By Green River Preserve
After a long day of Group Learning Projects followed by a meticulous cabin cleansing and a herculean packing effort, The Hunger started to set in at GRP. Anyone who had forgotten to sneak an extra apple or two on their GLP adventure was openly salivating, and a few counselors who packed only one sandwich for lunch might have been weeping. The Hunger was upon us.
When, at last, campers had identified most of their muddy socks, primitive creations, and pirate outfits, and had finally managed to stuff them laboriously into overflowing trunks, we all drudged up to the Lodge for our last dinner together. And then we waited.
For six and a half maddening minutes we waited. Those of us who spent the day hiking 10 miles through DuPont State Forest did our best to look like breathing life-forms, while the folks from the Practicing Primitive and Baking GLPs fought to pretend that they didn’t spend the whole day eating. A select few even looked well-groomed and freshly showered…
Finally, dinner was hot and ready for us. We variously crawled, skipped, or (in the case of the Journals & Yoga GLP folks) almost seemed to float into the lodge.
But instead of our usual configuration, where each cabin group inhabits its own island of a table, tonight campers saw those islands come together, forming three long banquet slabs. There was no better way to defeat The Hunger than by feasting like Chieftains.
This dining style might be unfamiliar to campers, especially those who are not in fact Chieftains or Medieval Kings or Norse gods, or those who have yet to experience a last day at GRP. But for staff, Banquet is both expected and revered. For us it’s a visual reminder of the growth and connection we’ve seen in each of our campers over the last two weeks.
We stuff our faces with fluffy slice after fluffy slice of pizza, and help ourselves to the crumbs of the caramel cake, pour a sixth cup of coffee. We try not to tear up in public when our campers say through a mouth full of mozzarella that they will miss us a whole lot, or when—without prompting—they offer to help clean up the dishes.
When the very last bite of cake was devoured, Banquet came to a close with a slide show from Sam and our talented media team. If the symbolic table configuration didn’t do the trick, a few hundred pictures of smiles and adventure clearly illustrated how much we’ve grown—not just as individuals, but also how we’ve grown together as a community.
As we’ve climbed winding mountains, become “Polar Bears” under Uncle’s Creek Falls; as we’ve searched the woods for caves and fireflies and wild edibles, or even as we swept our cabins, cleaned our tables, or helped teach a friend how to wood burn or make poplar-bark cordage, we have built a special community here. These pictures remind us of how we are all connected. How we must recognize our impacts on others, and that we must be grateful for those who have enriched our lives over these few weeks and beyond.

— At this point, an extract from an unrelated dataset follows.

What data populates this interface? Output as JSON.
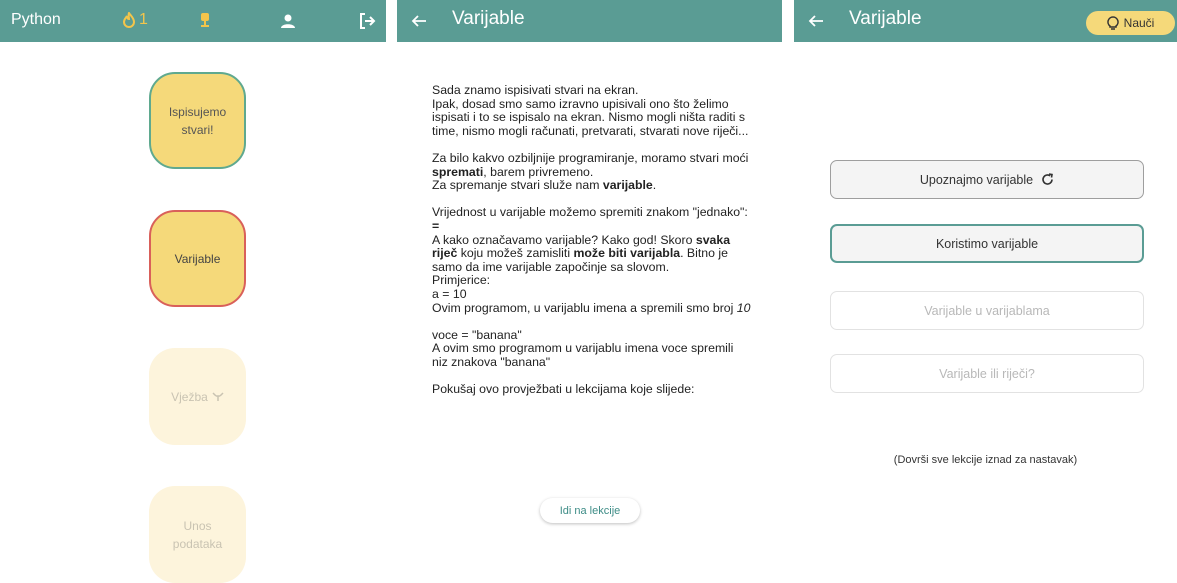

Our islands of individuality have not eroded, of course, but grown more defined—because we have each helped to connect the dots, to draw a constellation in our minds between ourselves, our friends and mentors, and our fellow creatures who are each a part of this land.
Just like Banquet, the final piece to our closing ceremony was also replete with symbolism. After another gathering around the sacred Upper Council Fire, where we heard once again the wisdom of those that came before us – and this time perceive it from a place of deep experience – we walked softly to the edge of the lake. Here we were given a lit candle fixed to a small square of wood.
As we stood by the shore, we were asked to remember this place, our precious time together, and to always seek the joy of being alive. Then we set our candles into the lake. We listened in reverence to the sound of guitar and banjo, the music of frogs and crickets. Our tiny floating lights flickered together in slow motion, mirroring the clear expanse of stars above. Many of us held each other arm in arm and sang. The current spun our candles across the surface and back again to the shore, sending waves of light through the shallow water.